Sugiro algumas indicações para discernir a própria vocação.

  1. Considerar os anseios mais profundos do próprio coração: é claro que nosso coração é ferido pelo pecado, que ele também deseja coisas que não são boas, não são de Deus, mas a capacidade de desejar é santa, pois foi criada por Deus. Por isso, é preciso conhecer-se, acessar os próprios desejos e olhar para onde apontam esses desejos, o que eles anseiam de mais profundo e intenso. A partir daí, é perguntar para Jesus: “Senhor, o que pedes aos meus desejos?”. Em outras palavras, os desejos não são para serem extirpados, mas para serem vocacionados.
  2. Conviver na comunidade de fé: o discernimento não é um diálogo interior solitário, mas uma reflexão que se faz junto com os irmãos na fé. Cada vez mais as nossas paróquias sentem o esfriar da vida comunitária, mas é na comunidade que a vocação se percebe.

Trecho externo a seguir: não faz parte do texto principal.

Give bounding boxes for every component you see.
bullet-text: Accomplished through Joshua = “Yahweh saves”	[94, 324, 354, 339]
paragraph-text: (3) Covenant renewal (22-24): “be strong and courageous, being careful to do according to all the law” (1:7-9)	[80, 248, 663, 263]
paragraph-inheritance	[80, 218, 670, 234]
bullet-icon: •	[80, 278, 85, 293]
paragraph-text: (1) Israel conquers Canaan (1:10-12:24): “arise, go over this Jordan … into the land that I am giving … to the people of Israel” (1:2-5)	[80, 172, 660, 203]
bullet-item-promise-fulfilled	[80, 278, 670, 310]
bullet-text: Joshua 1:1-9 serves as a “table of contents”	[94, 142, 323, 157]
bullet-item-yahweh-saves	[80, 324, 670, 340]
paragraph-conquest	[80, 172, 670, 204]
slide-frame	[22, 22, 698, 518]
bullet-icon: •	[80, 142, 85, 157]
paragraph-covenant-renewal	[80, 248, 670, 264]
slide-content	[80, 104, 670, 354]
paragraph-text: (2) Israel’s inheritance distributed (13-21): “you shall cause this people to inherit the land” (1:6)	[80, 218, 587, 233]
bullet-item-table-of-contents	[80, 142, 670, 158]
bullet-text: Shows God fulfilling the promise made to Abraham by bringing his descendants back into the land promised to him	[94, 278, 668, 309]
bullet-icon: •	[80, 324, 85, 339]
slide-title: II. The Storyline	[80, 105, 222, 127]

É ali, vendo e ouvindo pessoas, interagindo com elas, tentando ajudá-las e amá-las como irmãos em Cristo é que vai ficando mais claro qual a forma de serviço vocacional pode ser a mais fecunda para cada pessoa.
  • Conversar com alguém com experiência de vida e maturidade de fé: nem tudo é claro no discernimento e ninguém enxerga todos os elementos envolvidos em uma decisão vocacional. Por isso, é bom abrir-se com uma pessoa madura, que não dirá o que deve ser feito ou escolhido, mas que ajudará cada caso na sua peculiaridade, iluminando as dúvidas com suas perspectivas experimentadas e refletidas.

Eu até gostaria de pontuar outras indicações, mas a questão do espaço me limita. Ficará para um próximo texto. Só gostaria de terminar lembrando uma diferença importante. Na filosofia clássica, falou-se muito de “potência”, que nós poderíamos chamar, em linguagem mais recente e psicológica, de “potencialidades”. Só que para Aristóteles, por exemplo, a potência é já pré-definida. Uma semente de laranja só poderá arborecer em laranjeira. No entanto, a filosofia contemporânea ajuda a pensar sob novas perspectivas. Todo ser possui um “devir”, uma capacidade de “vir a ser” que não é pré-determinada. Uma vocação, a meu ver, não é predominantemente potência, mas é essencialmente devir. Pedro, Tiago, João e companhia limitada não tinham sinais de potência para o Reino, a julgar pelas suas gafes nos evangelhos, mas Jesus deve ter visto neles um devir potente e por isso os quis junto de si. Discernir a própria vocação não é saber para o que eu nasci, isso é muito fixista para nossa capacidade tão elástica de existir. Vocação é a escolha por um devir inédito, por causa do amor e da fé que Jesus desperta.

“Passamos a noite toda pescando e não pegamos nada (não há mais potência)… mas por causa da Tua Palavra (pelo devir que mostras), lançaremos as redes”.